Camden objected, the judge noted, and in 2021 the diocese challenged the grand jury’s authority to even bring a presentment concerning clergy abuse, arguing that there was no authority to do so under New Jersey law. It said such a presentment would violate the establishment clauses of the United States and New Jersey constitutions guaranteeing a separation of church and state.
The state, according to the transcript, in arguing for a grand jury presentment, had argued that the church and its clergy had a “direct and intimate relationship with New Jersey citizens,” and that its leaders were endowed with the public trust.
But agreeing with Camden’s challenge, the judge said a grand jury presentment should refer to public affairs and conditions, not a religious organization.
At the same time, he said those indicted by a grand jury are entitled to a trial and an opportunity to face their accusers.
Not so with a presentment, continued Warshaw, who said such a report by a special grand jury castigates an individual, impugns their integrity “without giving him the slightest opportunity to defend himself.”

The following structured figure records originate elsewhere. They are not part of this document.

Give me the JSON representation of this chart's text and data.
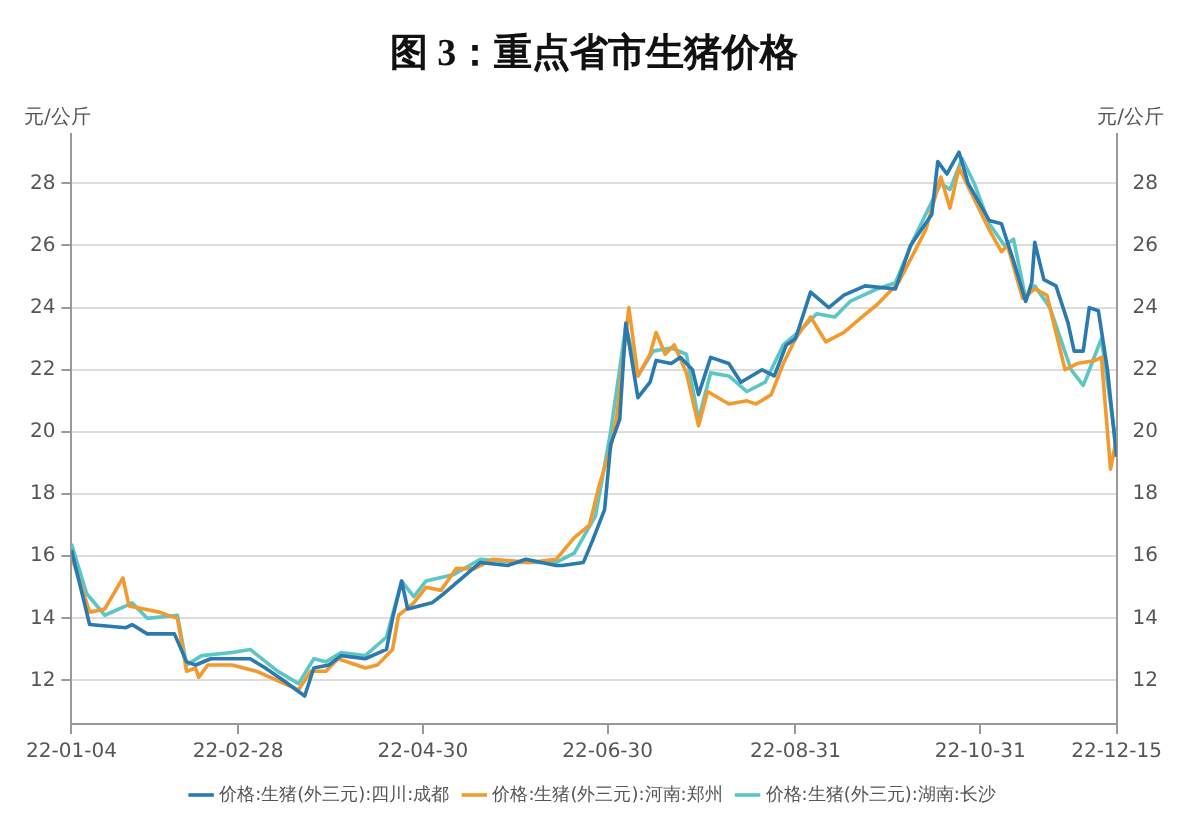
{
  "chart_data": {
    "type": "line",
    "title": "图 3：重点省市生猪价格",
    "ylabel": "元/公斤",
    "y2label": "元/公斤",
    "xlim": [
      "--01-04",
      "--12-15"
    ],
    "xticks": [
      {
        "value": "--01-04",
        "label": "22-01-04"
      },
      {
        "value": "--02-28",
        "label": "22-02-28"
      },
      {
        "value": "--04-30",
        "label": "22-04-30"
      },
      {
        "value": "--06-30",
        "label": "22-06-30"
      },
      {
        "value": "--08-31",
        "label": "22-08-31"
      },
      {
        "value": "--10-31",
        "label": "22-10-31"
      },
      {
        "value": "--12-15",
        "label": "22-12-15"
      }
    ],
    "ylim": [
      10.6,
      29.6
    ],
    "yticks": [
      12,
      14,
      16,
      18,
      20,
      22,
      24,
      26,
      28
    ],
    "y2lim": [
      10.6,
      29.6
    ],
    "y2ticks": [
      12,
      14,
      16,
      18,
      20,
      22,
      24,
      26,
      28
    ],
    "grid": "y",
    "legend": "bottom",
    "marker": "none",
    "line_style": "solid",
    "series": [
      {
        "name": "价格:生猪(外三元):四川:成都",
        "color": "#2a7ab0",
        "x": [
          "--01-04",
          "--01-10",
          "--01-22",
          "--01-24",
          "--01-29",
          "--02-07",
          "--02-11",
          "--02-14",
          "--02-19",
          "--03-04",
          "--03-09",
          "--03-15",
          "--03-22",
          "--03-25",
          "--03-30",
          "--04-03",
          "--04-11",
          "--04-18",
          "--04-20",
          "--04-23",
          "--04-25",
          "--05-03",
          "--05-07",
          "--05-13",
          "--05-19",
          "--05-28",
          "--06-03",
          "--06-13",
          "--06-15",
          "--06-22",
          "--06-25",
          "--06-29",
          "--07-01",
          "--07-04",
          "--07-06",
          "--07-10",
          "--07-14",
          "--07-16",
          "--07-21",
          "--07-24",
          "--07-28",
          "--07-30",
          "--08-03",
          "--08-09",
          "--08-13",
          "--08-20",
          "--08-24",
          "--08-28",
          "--08-31",
          "--09-05",
          "--09-11",
          "--09-16",
          "--09-23",
          "--10-03",
          "--10-08",
          "--10-15",
          "--10-17",
          "--10-20",
          "--10-24",
          "--10-27",
          "--11-03",
          "--11-07",
          "--11-11",
          "--11-15",
          "--11-17",
          "--11-18",
          "--11-21",
          "--11-25",
          "--11-29",
          "--12-01",
          "--12-04",
          "--12-06",
          "--12-09",
          "--12-12",
          "--12-15"
        ],
        "values": [
          16.2,
          13.8,
          13.7,
          13.8,
          13.5,
          13.5,
          12.6,
          12.5,
          12.7,
          12.7,
          12.4,
          12.0,
          11.5,
          12.4,
          12.5,
          12.8,
          12.7,
          13.0,
          14.0,
          15.2,
          14.3,
          14.5,
          14.8,
          15.3,
          15.8,
          15.7,
          15.9,
          15.7,
          15.7,
          15.8,
          16.5,
          17.5,
          19.6,
          20.4,
          23.5,
          21.1,
          21.6,
          22.3,
          22.2,
          22.4,
          22.0,
          21.2,
          22.4,
          22.2,
          21.6,
          22.0,
          21.8,
          22.8,
          23.0,
          24.5,
          24.0,
          24.4,
          24.7,
          24.6,
          26.0,
          27.0,
          28.7,
          28.3,
          29.0,
          28.0,
          26.8,
          26.7,
          25.5,
          24.2,
          24.8,
          26.1,
          24.9,
          24.7,
          23.5,
          22.6,
          22.6,
          24.0,
          23.9,
          22.0,
          19.2
        ]
      },
      {
        "name": "价格:生猪(外三元):河南:郑州",
        "color": "#f39a2e",
        "x": [
          "--01-04",
          "--01-10",
          "--01-15",
          "--01-21",
          "--01-23",
          "--02-02",
          "--02-08",
          "--02-11",
          "--02-14",
          "--02-15",
          "--02-18",
          "--02-26",
          "--03-06",
          "--03-13",
          "--03-20",
          "--03-24",
          "--03-29",
          "--04-02",
          "--04-11",
          "--04-15",
          "--04-20",
          "--04-22",
          "--04-27",
          "--05-01",
          "--05-06",
          "--05-11",
          "--05-17",
          "--05-23",
          "--06-04",
          "--06-13",
          "--06-19",
          "--06-24",
          "--06-27",
          "--07-01",
          "--07-03",
          "--07-07",
          "--07-10",
          "--07-14",
          "--07-16",
          "--07-19",
          "--07-22",
          "--07-26",
          "--07-30",
          "--08-02",
          "--08-09",
          "--08-15",
          "--08-18",
          "--08-23",
          "--08-27",
          "--08-31",
          "--09-05",
          "--09-10",
          "--09-16",
          "--09-22",
          "--09-27",
          "--10-04",
          "--10-13",
          "--10-18",
          "--10-21",
          "--10-24",
          "--10-29",
          "--11-03",
          "--11-07",
          "--11-09",
          "--11-14",
          "--11-18",
          "--11-22",
          "--11-28",
          "--12-02",
          "--12-08",
          "--12-10",
          "--12-13",
          "--12-15"
        ],
        "values": [
          16.0,
          14.2,
          14.3,
          15.3,
          14.4,
          14.2,
          14.0,
          12.3,
          12.4,
          12.1,
          12.5,
          12.5,
          12.3,
          12.0,
          11.7,
          12.3,
          12.3,
          12.7,
          12.4,
          12.5,
          13.0,
          14.1,
          14.5,
          15.0,
          14.9,
          15.6,
          15.6,
          15.9,
          15.8,
          15.9,
          16.6,
          17.0,
          18.2,
          19.5,
          20.5,
          24.0,
          21.8,
          22.5,
          23.2,
          22.5,
          22.8,
          21.9,
          20.2,
          21.3,
          20.9,
          21.0,
          20.9,
          21.2,
          22.2,
          23.0,
          23.7,
          22.9,
          23.2,
          23.7,
          24.1,
          24.8,
          26.5,
          28.2,
          27.2,
          28.5,
          27.5,
          26.5,
          25.8,
          26.0,
          24.3,
          24.6,
          24.4,
          22.0,
          22.2,
          22.3,
          22.4,
          18.8,
          19.8
        ]
      },
      {
        "name": "价格:生猪(外三元):湖南:长沙",
        "color": "#5cc6c4",
        "x": [
          "--01-04",
          "--01-09",
          "--01-15",
          "--01-22",
          "--01-24",
          "--01-29",
          "--02-08",
          "--02-11",
          "--02-16",
          "--02-26",
          "--03-04",
          "--03-13",
          "--03-20",
          "--03-25",
          "--03-29",
          "--04-03",
          "--04-11",
          "--04-18",
          "--04-23",
          "--04-27",
          "--05-01",
          "--05-10",
          "--05-19",
          "--05-31",
          "--06-13",
          "--06-19",
          "--06-26",
          "--07-01",
          "--07-06",
          "--07-10",
          "--07-15",
          "--07-21",
          "--07-26",
          "--07-30",
          "--08-03",
          "--08-09",
          "--08-15",
          "--08-21",
          "--08-27",
          "--09-02",
          "--09-07",
          "--09-13",
          "--09-18",
          "--09-27",
          "--10-03",
          "--10-09",
          "--10-18",
          "--10-21",
          "--10-25",
          "--10-29",
          "--11-03",
          "--11-08",
          "--11-11",
          "--11-15",
          "--11-18",
          "--11-23",
          "--11-30",
          "--12-04",
          "--12-08",
          "--12-10",
          "--12-15"
        ],
        "values": [
          16.4,
          14.8,
          14.1,
          14.4,
          14.5,
          14.0,
          14.1,
          12.5,
          12.8,
          12.9,
          13.0,
          12.3,
          11.9,
          12.7,
          12.6,
          12.9,
          12.8,
          13.4,
          15.2,
          14.7,
          15.2,
          15.4,
          15.9,
          15.8,
          15.8,
          16.1,
          17.3,
          20.0,
          23.4,
          21.8,
          22.6,
          22.7,
          22.5,
          20.4,
          21.9,
          21.8,
          21.3,
          21.6,
          22.8,
          23.3,
          23.8,
          23.7,
          24.2,
          24.6,
          24.8,
          26.2,
          28.0,
          27.8,
          28.8,
          28.0,
          26.7,
          26.0,
          26.2,
          24.3,
          24.7,
          24.0,
          22.0,
          21.5,
          22.5,
          23.0,
          19.5
        ]
      }
    ]
  }
}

Indeed, he continued, it appeared that many of the priests covered by the time frame of the grand jury subpoenas “were dead or of such advanced age that speaking up for oneself would be nearly impossible,” wondering aloud, “who speaks for these individuals?”
The Diocese of Camden, in a statement on Wednesday, said the issue before the court was purely a legal one: whether New Jersey law governing grand jury presentments only applies to public, governmental entities and public officials, not private entities.
Spokesman Michael Walsh said that since 2002, the diocese has published a list of “credibly accused clergy,” all of whom have been removed from ministry.
“The Diocese of Camden recognizes the serious, life-long harms suffered by the victims of abuse by clergy members,” he said, noting that for more than 20 years, the diocese has complied with its obligations to report all allegations of abuse to the appropriate county prosecutor’s office and to the attorney general’s office.
Despite its Chapter 11 bankruptcy proceeding, Walsh said that in April 2022, the diocese reached an agreement with the survivors of abuse that provided $87.5 million plus the proceeds of the diocese’s insurance policies to be funded to a trust for their sole benefit.
The Attorney General’s office declined comment.
The news of the judge’s decision has reverberated across the survivor community, said Bill Crane, who along with his twin brother has alleged abuse by monks at Morristown’s Delbarton School in the 1970s and 1980s. Like many others, he had welcomed the Attorney General’s plan and shared with its investigators what happened to him decades ago.
“It gave victims, some of them for the very first time, the ability to come forward. To say, ‘Hey, I got the state of New Jersey behind me, and now I have the confidence that they’re going to do an investigation,” he said.
Survivors have been anxious for years, he said, waiting for something to come of it.
“And now a judge has made a decision that it’s unconstitutional and that the truth can’t be revealed. It just retraumatizes everybody that’s involved, including myself,” he said.
Crawford said many victims have reached out expressing their belief that the attorney general and law enforcement officials would never follow through with the investigation.
“Now we finally learn why all the secrecy,” he said.